Thanks to my sister for taking our family picture |
So here I am again, I have just gotten over the last bout and am entering into a new one. When will it end? Soon I hope. There is a bright spot on the horizon. I have an appointment with a Dr. next week and hopefully after that it will get much better. I shouldn't have waited so long.
There is a point to this rambling, I swear. Last night I started noticing that I was filling into my depressive cycle and I just wanted to cry, and for more reasons then the depression, right? Here is what went through my mind. "I *just* got over the last one and now I have to face another 2-3 weeks? I don't know if I can handle it. My poor kids and husband, they get the worst of it." Work, the house, my family. It all suffers when I get like this. But I did not want it all to suffer, so I did something i have never done before. I prayed. Ok, I pray all the time, it's what I prayed for that I had never done. I told me Father in Heaven that I could feel the depression coming on and I needed his help. I did not want to be impatient or mean to my family, I did not want my work to suffer, or the house to go to pots. These are all good things to want, to be kind, still be able to function, and keep the house clean. So I told Him that I couldn't do it alone, but I knew that with His help I could do it! I needed Him to help me be strong.

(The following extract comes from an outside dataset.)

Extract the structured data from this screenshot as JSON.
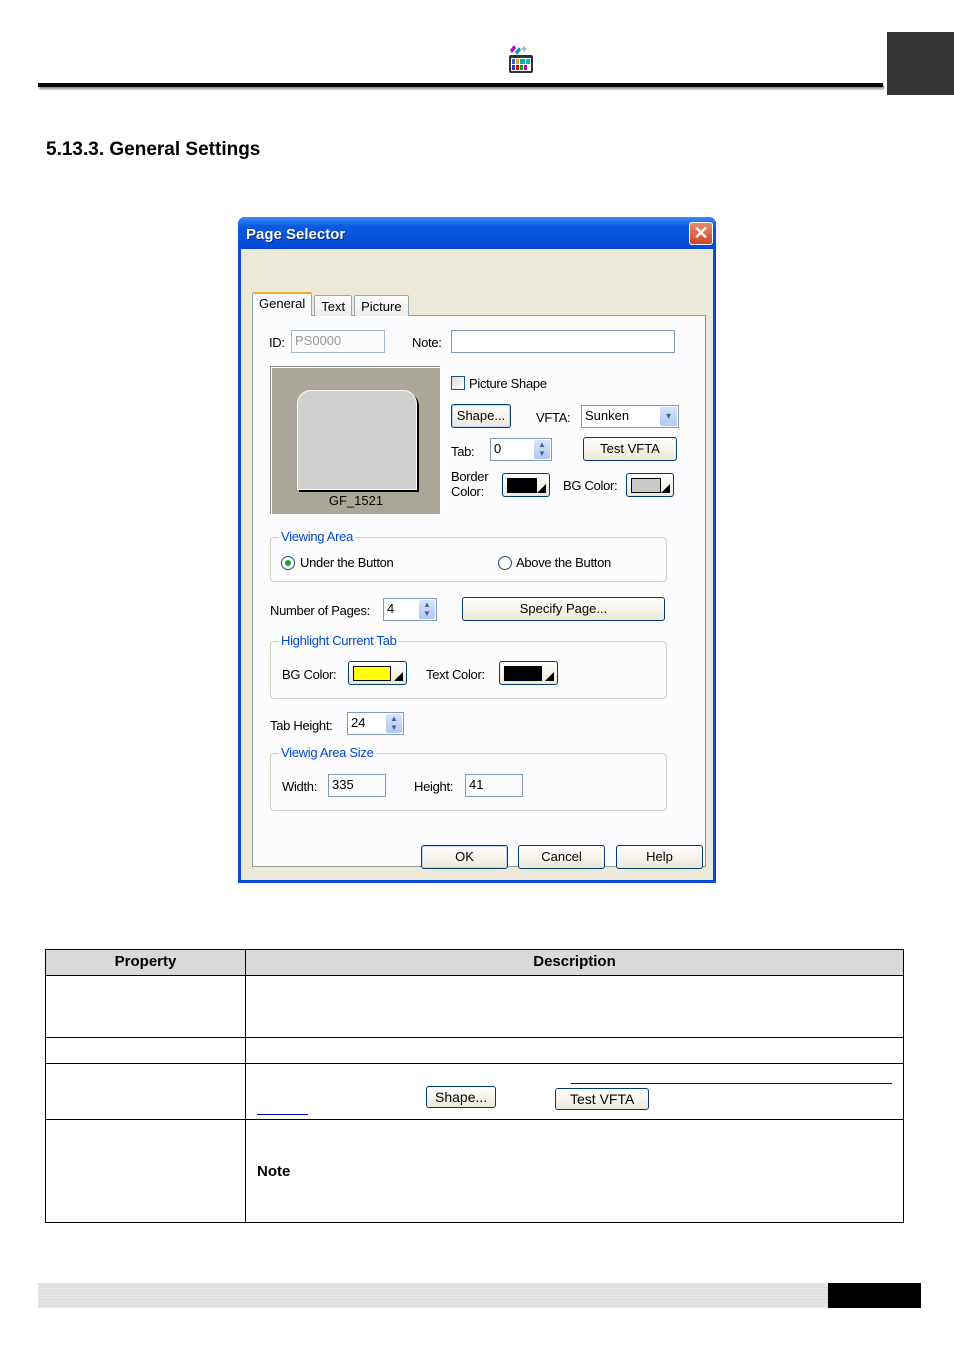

This morning I woke up and my first thought was "Oh no!" I just didn't want to deal with it. But I have felt the Lord strengthening me and helping me. Last night my kids being silly, normal kids just drove me crazy and I wanted to scream and yell. This morning my youngest threw a tantrum over food, started hitting and screaming and I felt so calm. A calm that I knew was not my own. I was able to deal well. When I get depressed I just can't think. I walk into a room to make a phone call, pick up the phone (if I get that far( and then wonder what to do next. Everything is like that. I even need someone to tell me to eat or I just wont. I have also felt help with this. I can feel a lingering confusion over what I am doing, but it is being overpowered by determination to do what needs to be done. I have cleaned, cooked, worked, and played with my boys. I could feel the struggle, but not even the deepest depression is stronger the God!
I am so grateful for His help. I know I can make it through this with His help and that I will be stronger for it. I am grateful to know that God, my loving Father is here with me always, holding me, lifting me, and guiding me. I feel so much love from Him. With God, nothing is impossible.